Deafness is a major health problem. A major cause of deafness is defects in hair cells, the mechanosensory cells of the cochlea that convert sound induced vibrations into electrical signals to provide our sense of hearing. Mutations in the genes encoding protocadherin (PCDH15) and cadherin 23 (CDH23) cause hearing loss. Both genes are expressed in the hair bundles of the mechanosensory hair cells of the inner ear where they form heterophilic adhesion complexes that are important for hair bundle morphogenesis and mechanotransduction. Significantly, different mutation in both PCDH15 and CDH23 lead to different disease outcomes. While some mutations cause profound congenital deafness with retinal impairment (Usher Syndrome) others lead to recessive and progressive hearing loss without visual involvement. Gene-association studies also suggest a link of CDH23 polymorphisms with age- and noise-induce hearing loss. The mechanisms by which different mutations lead to distinct disease outcomes are poorly defined. We propose here to combine high-resolution structural studies with functional studies in hair cells to gain insights into the mechanisms by which PCDH15 and CDH23 regulate hair cell function and to define disease mechanisms. To achieve this goal, a laboratory with expertise in studying the biophysical and structural properties of cadherins and a laboratory dedicated to the study of auditory neuroscience have combined their efforts to achieve what either could not accomplish alone. Unlike previous studies that have focused on structural analysis of small monomeric fragments of CDH23 and PCDH15 expressed in bacteria, the team proposed to define the high- resolution structure of natively assembled PCDH15-CDH23 complexes using crystallography and cryo-EM. Structural data will be validated biochemically and by functional interrogation of mutant cadherins in the physiologically relevant mechanosensory hair cells paying attention to mutations associated with disease. We anticipate that our studies will provide the first high-resolution native structure of any protein complex important for mechanotransduction and provide mechanistic insights into its functional properties and pathophysiological mechanisms that are associated with different forms of hearing impairment.

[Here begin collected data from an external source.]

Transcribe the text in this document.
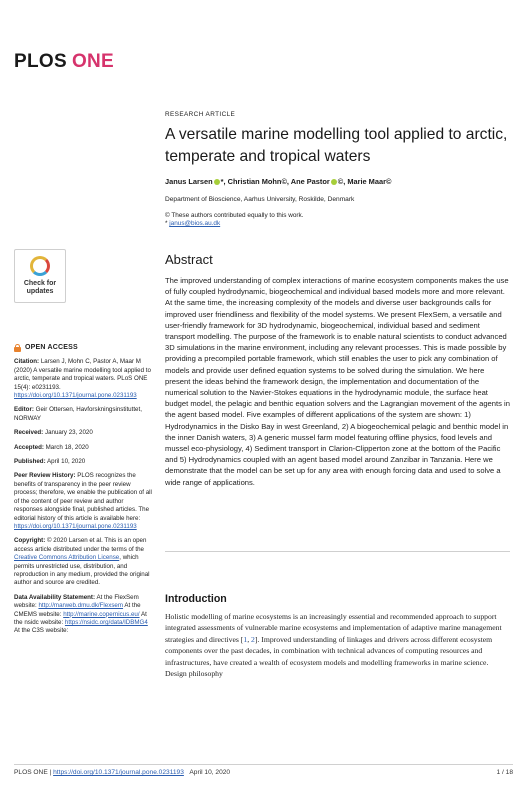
PLOS ONE
Check for
updates
OPEN ACCESS

Citation: Larsen J, Mohn C, Pastor A, Maar M (2020) A versatile marine modelling tool applied to arctic, temperate and tropical waters. PLoS ONE 15(4): e0231193. https://doi.org/10.1371/journal.pone.0231193

Editor: Geir Ottersen, Havforskningsinstituttet, NORWAY

Received: January 23, 2020

Accepted: March 18, 2020

Published: April 10, 2020

Peer Review History: PLOS recognizes the benefits of transparency in the peer review process; therefore, we enable the publication of all of the content of peer review and author responses alongside final, published articles. The editorial history of this article is available here: https://doi.org/10.1371/journal.pone.0231193

Copyright: © 2020 Larsen et al. This is an open access article distributed under the terms of the Creative Commons Attribution License, which permits unrestricted use, distribution, and reproduction in any medium, provided the original author and source are credited.

Data Availability Statement: At the FlexSem website: http://marweb.dmu.dk/Flexsem At the CMEMS website: http://marine.copernicus.eu/ At the nsidc website: https://nsidc.org/data/IDBMG4 At the C3S website:

RESEARCH ARTICLE
A versatile marine modelling tool applied to arctic, temperate and tropical waters
Janus Larsen *, Christian Mohn©, Ane Pastor ©, Marie Maar©
Department of Bioscience, Aarhus University, Roskilde, Denmark
© These authors contributed equally to this work.
* janus@bios.au.dk
Abstract
The improved understanding of complex interactions of marine ecosystem components makes the use of fully coupled hydrodynamic, biogeochemical and individual based models more and more relevant. At the same time, the increasing complexity of the models and diverse user backgrounds calls for improved user friendliness and flexibility of the model systems. We present FlexSem, a versatile and user-friendly framework for 3D hydrodynamic, biogeochemical, individual based and sediment transport modelling. The purpose of the framework is to enable natural scientists to conduct advanced 3D simulations in the marine environment, including any relevant processes. This is made possible by providing a precompiled portable framework, which still enables the user to pick any combination of models and provide user defined equation systems to be solved during the simulation. We here present the ideas behind the framework design, the implementation and documentation of the numerical solution to the Navier-Stokes equations in the hydrodynamic module, the surface heat budget model, the pelagic and benthic equation solvers and the Lagrangian movement of the agents in the agent based model. Five examples of different applications of the system are shown: 1) Hydrodynamics in the Disko Bay in west Greenland, 2) A biogeochemical pelagic and benthic model in the inner Danish waters, 3) A generic mussel farm model featuring offline physics, food levels and mussel eco-physiology, 4) Sediment transport in Clarion-Clipperton zone at the bottom of the Pacific and 5) Hydrodynamics coupled with an agent based model around Zanzibar in Tanzania. Here we demonstrate that the model can be set up for any area with enough forcing data and used to solve a wide range of applications.
Introduction
Holistic modelling of marine ecosystems is an increasingly essential and recommended approach to support integrated assessments of vulnerable marine ecosystems and implementation of adaptive marine management strategies and directives [1, 2]. Improved understanding of linkages and drivers across different ecosystem components over the past decades, in combination with technical advances of computing resources and infrastructures, have created a wealth of ecosystem models and modelling frameworks in marine science. Design philosophy
PLOS ONE | https://doi.org/10.1371/journal.pone.0231193 April 10, 2020	1 / 18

耳聋是一个主要的健康问题。耳聋的主要原因是毛细胞中的缺陷，机械感觉 将声音振动转换为电信号的耳蜗细胞，以提供我们的感 听力。编码原粘蛋白（PCDH15）和钙粘蛋白23（CDH23）的基因突变引起听力 损失。这两个基因均在内耳的机械感觉毛细胞的头发束中表达 它们形成异性粘附络合物，对头发束形态发生很重要和 机械转导。值得注意的是，PCDH15和CDH23的突变都导致不同的疾病 结果。虽然某些突变引起了视网膜障碍的严重先天性耳聋（usher 综合症）其他人导致隐性和渐进的听力损失，而无需视觉参与。基因关联 研究还表明，CDH23多态性与年龄和噪声引起的听力损失的联系。这 不同突变导致不同疾病预后的机制的定义很差。我们建议 在这里将高分辨率的结构研究与毛细胞中的功能研究结合在一起，以了解 PCDH15和CDH23调节毛细胞功能并定义疾病机制的机制。到 实现这一目标，一个具有研究钙粘着蛋白的生物物理和结构特性专业知识的实验室 一个致力于研究听觉神经科学研究的实验室已经结合了实现目标的努力 要么不能独自完成。与以前的研究不同的是小型的结构分析 在细菌中表达的CDH23和PCDH15的单体片段，该团队提议定义高 使用晶体学和冷冻EM的本机组装PCDH15-CDH23复合物的分辨率结构。 结构数据将通过生物化学验证，并通过对突变钙蛋白的功能询问 生理上相关的机械感觉毛细胞注意与疾病相关的突变。我们 预计我们的研究将提供任何重要的蛋白质复合物的第一个高分辨率本地结构 用于机械转导并提供有关其功能特性和病理生理学的机械见解 与不同形式的听力障碍相关的机制。